[PATCH] PCI/AER: Iterate over error counters instead of error
Mohamed Khalfella
mkhalfella at purestorage.com
Sun Jun 5 06:30:21 AEST 2022
On 6/3/22 16:58, Bjorn Helgaas wrote:
> On Fri, Jun 03, 2022 at 10:12:47PM +0000, Mohamed Khalfella wrote:
>> Is there any chance for this to land in 5.19?
>
> Too late for v5.19, since the merge window will end in a couple days.
> Remind me again if you don't see it in -next by v5.20-rc5 or so.
>
Thank you. I will keep an eye on -next.
>> On 5/10/22 14:17, Mohamed Khalfella wrote:
>>>> Thanks for catching this; it definitely looks like a real issue! I
>>>> guess you're probably seeing junk in the sysfs files?
>>>
>>> That is correct. The initial report was seeing junk when reading sysfs
>>> files. As descibed, this is happening because we reading data past the
>>> end of the stats counters array.
>>>
>>>
>>>> I think maybe we should populate the currently NULL entries in the
>>>> string[] arrays and simplify the code here, e.g.,
>>>>
>>>> static const char *aer_correctable_error_string[] = {
>>>> "RxErr", /* Bit Position 0 */
>>>> "dev_cor_errs_bit[1]",
>>>> ...
>>>>
>>>> if (stats[i])
>>>> len += sysfs_emit_at(buf, len, "%s %llu\n", strings_array[i], stats[i]);
>>>
>>> Doing it this way will change the output format. In this case we will show
>>> stats only if their value is greater than zero. The current code shows all the
>>> stats those have names (regardless of their value) plus those have non-zero
>>> values.
>>>
>>>>> @@ -1342,6 +1342,11 @@ static int aer_probe(struct pcie_device *dev)
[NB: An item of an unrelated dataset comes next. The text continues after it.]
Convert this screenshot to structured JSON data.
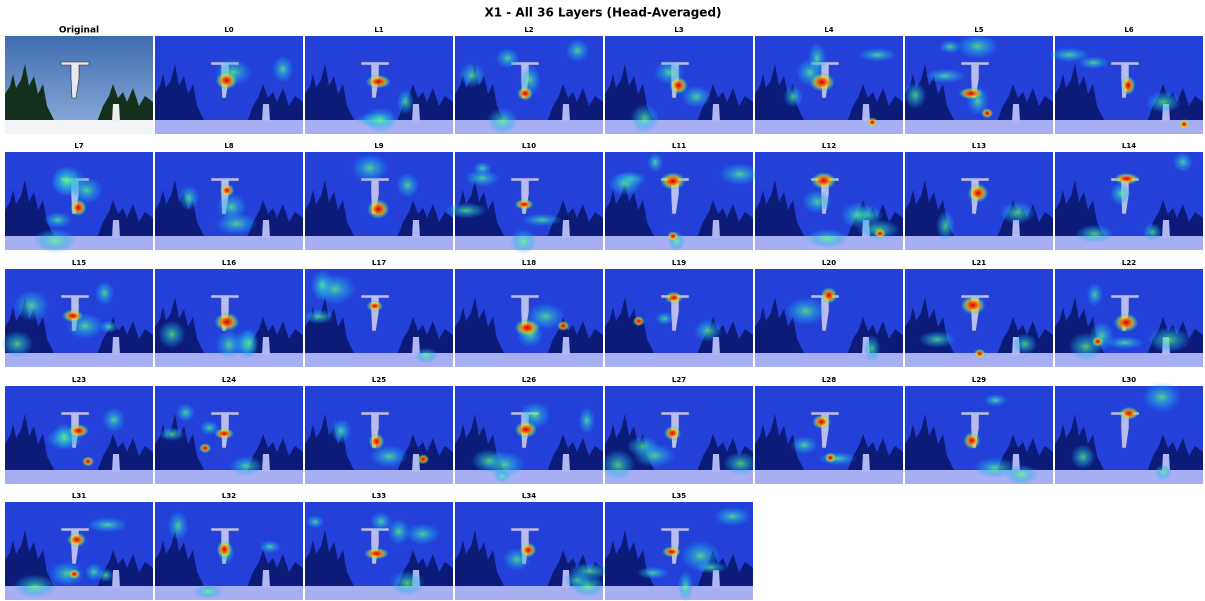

>>>>> struct device *device = &dev->device;
>>>>> struct pci_dev *port = dev->port;
>>>>>
>>>>> + BUILD_BUG_ON(ARRAY_SIZE(aer_correctable_error_string) <
>>>>> + AER_MAX_TYPEOF_COR_ERRS);
>>>>> + BUILD_BUG_ON(ARRAY_SIZE(aer_uncorrectable_error_string) <
>>>>> + AER_MAX_TYPEOF_UNCOR_ERRS);
>>>>
>>>> And make these check for "!=" instead of "<".
>>
>> I am happy to remove these BUILD_BUG_ON() if you think it is a good
>> idea to do so.
>
> I think it's good to enforce correctness there somehow, so let's leave
> them there unless somebody has a better idea.
>
>>> This will require unnecessarily extending stats arrays to have 32 entries
>>> in order to match names arrays. If you don't feel strogly about changing
>>> "<" to "!=", I prefer to keep the code as it is.